21. The discretion of the law to grant an order of review cannot be used to help a party who has shown lack of diligence. A review cannot be claimed or asked for merely for a fresh hearing or arguments or correction of an erroneous view taken earlier.
22. The Defendants further stated that there was an apparent error on the face of the record in that although the Court found that the Plaintiff did not legally purchase the suit property from the 1st Defendant and even dismissed the Plaintiff’s case., the Court omitted to order a return of the suit property and the Title Deed to the 1st Defendant.
23. Evidently there was no basis for this claim. A perusal of the penultimate paragraph of the Court’s Judgment cited above reveals clearly that the Court fell short of evicting the Defendants from the suitland not on the basis that the 1st Defendant did not sell the land but on account of the fact that necessary authorization had not been received for the sale transaction from the Settlement Fund Trustees.
24. The term “mistake or error apparent” by its very connotation signifies an error which is evident per se from the record of the case and one that does not require detailed examination, scrutiny or elucidation either of the facts or the legal position. As it were, an order, decision or Judgment cannot be corrected merely because it is erroneous in law or on the ground that a different view could have been taken by the Court on a point of fact or law. In the instant case therefore, I was not persuaded that there is an error on the face of the record.
25. It was further clear to me that an application for review under Order 45 Rule 1 of the Civil Procedure Rules ought to be made without unreasonable delay. According to the Defendants, they were unaware of the new and important evidence until sometime on 15th October 2015 when they conducted a search on the suit property. There was however no explanation why the search was being done some ten years after the Judgment was rendered and/or why it took the Defendants another four years after the discovery to bring this application.
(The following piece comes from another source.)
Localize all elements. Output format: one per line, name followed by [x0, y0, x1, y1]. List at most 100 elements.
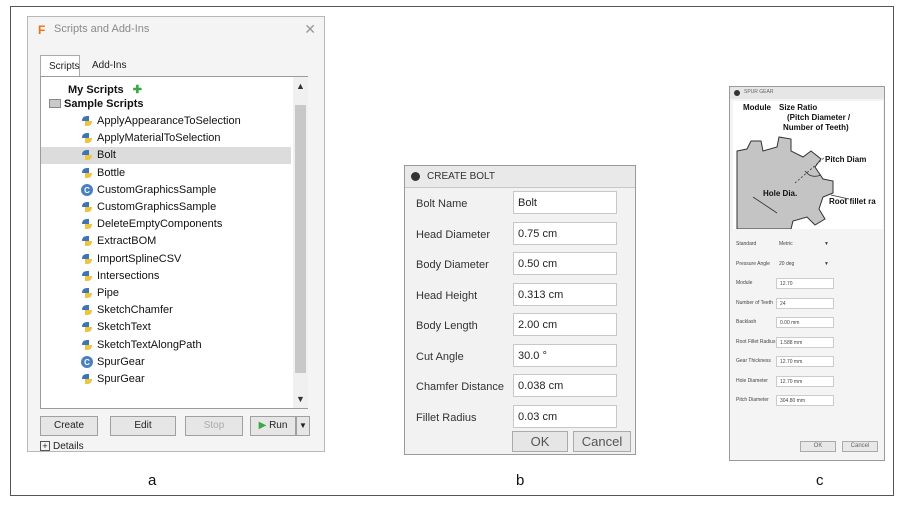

26. Besides, it was quite evident that this application was filed in utter abuse of the Court process. On 9th April 2015, the Defendants filed Malindi ELC Case No. 54 of 2015; Amina Mbarak & 4 Others –vs- Rastor Gwiyo Mikaya and Another in which they sought inter alia an order to cancel the registration of the Plaintiff herein and one Penina Kimeru as the owners of the titles sub-divided from Title No. Kilifi/Mtondia/77. They also sought an order of vacant possession and demolition of the Plaintiff’s structures on the Suitland.
27. In a Ruling delivered by myself on 15th November 2017, I did determine that the said suit was res judicata as the issues being raised therein had already been adjudicated upon and were effectively and finally determined in this suit as per the decision of Mwera J cited hereinabove. This application is nothing but another attempt by the Defendants to circumvent the decision rendered in the said Malindi ELC Case No. 54 of 2015 in which their suit was struck out.
28. In the premises I am equally persuaded that this application is res judicata. It is frivolous and misconceived. I dismiss the same with costs to the Plaintiff.
DATED, SIGNED AND DELIVERED AT MALINDI THIS 3RD DAY OF JUNE, 2021.